Years later they appeared other scattered bonesincluding a femur, which probably belonged to the same person. Analysis suggests that she was a young woman, possibly of Chilean origin, whose death occurred sometime between 1819 and 1825.
The chronology turns the discovery into a puzzle. The problem is not only who that woman was, but when she died. The first confirmed observation of Antarctica is usually attributed to the Russian expedition of Fabian Gottlieb von Bellingshausen in 1820.
If the dating of the remains is correct, the woman lived exactly during the period in which the first expeditions were just beginning to approach the continent. This temporal coincidence makes it extremely difficult to explain how he ended up in one of the most inhospitable regions on the planet.

The first Russian expedition to Antarctica (1819-1821)
The hypotheses and the mystery. Researchers are considering several possibilities. The first suggests that he could be part of a group of seal hunters from the 19th century who abandoned it after his death. The second proposes that she died on board a ship, was buried at sea (as was common then) and that the currents, together with scavenging birds, They would later disperse their remains to the beach where they were found.
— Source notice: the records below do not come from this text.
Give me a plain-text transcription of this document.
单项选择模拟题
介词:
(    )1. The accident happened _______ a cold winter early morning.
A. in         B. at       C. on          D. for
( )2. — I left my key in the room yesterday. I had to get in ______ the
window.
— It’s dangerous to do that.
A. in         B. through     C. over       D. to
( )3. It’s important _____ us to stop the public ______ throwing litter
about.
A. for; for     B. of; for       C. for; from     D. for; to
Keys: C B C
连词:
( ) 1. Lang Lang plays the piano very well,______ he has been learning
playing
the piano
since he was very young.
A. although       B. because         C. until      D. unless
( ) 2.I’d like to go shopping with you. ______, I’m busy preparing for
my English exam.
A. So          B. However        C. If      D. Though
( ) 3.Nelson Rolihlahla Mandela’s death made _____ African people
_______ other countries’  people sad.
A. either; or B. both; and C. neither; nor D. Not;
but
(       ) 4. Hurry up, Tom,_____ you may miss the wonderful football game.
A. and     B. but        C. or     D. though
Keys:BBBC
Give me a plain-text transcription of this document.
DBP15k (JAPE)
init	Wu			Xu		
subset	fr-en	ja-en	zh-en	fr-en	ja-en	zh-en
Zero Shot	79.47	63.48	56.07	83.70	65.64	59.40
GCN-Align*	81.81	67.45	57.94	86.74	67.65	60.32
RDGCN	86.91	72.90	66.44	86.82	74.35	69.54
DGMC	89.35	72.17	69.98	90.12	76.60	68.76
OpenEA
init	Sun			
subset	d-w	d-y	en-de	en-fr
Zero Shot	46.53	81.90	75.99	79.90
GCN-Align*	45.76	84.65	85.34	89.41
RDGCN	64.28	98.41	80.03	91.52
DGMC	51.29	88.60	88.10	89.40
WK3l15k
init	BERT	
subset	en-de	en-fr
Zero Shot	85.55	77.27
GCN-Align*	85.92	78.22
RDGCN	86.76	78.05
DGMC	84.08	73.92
None of these explanations have been proven and, four decades after the discovery, new remains have still not appeared that would allow us to reconstruct what happened.
The alternative. While that enigma remains open, another study invites us to review another of the great certainties about the continent. Researchers at the University of Otago maintain that Polynesian sailors, and in particular the explorer Hui Te Rangiorathey were able to reach the Antarctic waters already in the 7th century.
The hypothesis is supported by Maori oral traditions which describe a frozen ocean, large masses of ice and a dark, fog-covered landscape, descriptions that some specialists consider compatible with the Southern Ocean.
Between legends and archaeological evidence. The authors of the study make it clear that these traditions do not constitute a definitive demonstration that the Maori ever contemplated Antarctica. However, they do question the idea that the history of the continent began exclusively with European expeditions of the 19th century and claim the role of indigenous traditions in the reconstruction of the great oceanic explorations.
If this interpretation ends up being confirmed, the first human contact with the southern tip of the planet would be more than a thousand years ago to what usually appears in history books.
Two investigations that force us to look with different eyes. The two studies They speak of very different times, but they converge on the same conclusion: we still know surprisingly little about the first human contacts with the most isolated continent on Earth. One suggests that Polynesian navigators could have arrived much earlier than previously believed. The other remembers that the oldest human remains found there belong to a woman whose presence remains extraordinarily difficult to explain.
Two centuries after his death, the biggest mystery is not who he was, but why he appeared on the only continent where, quite simply, no one expected to find it.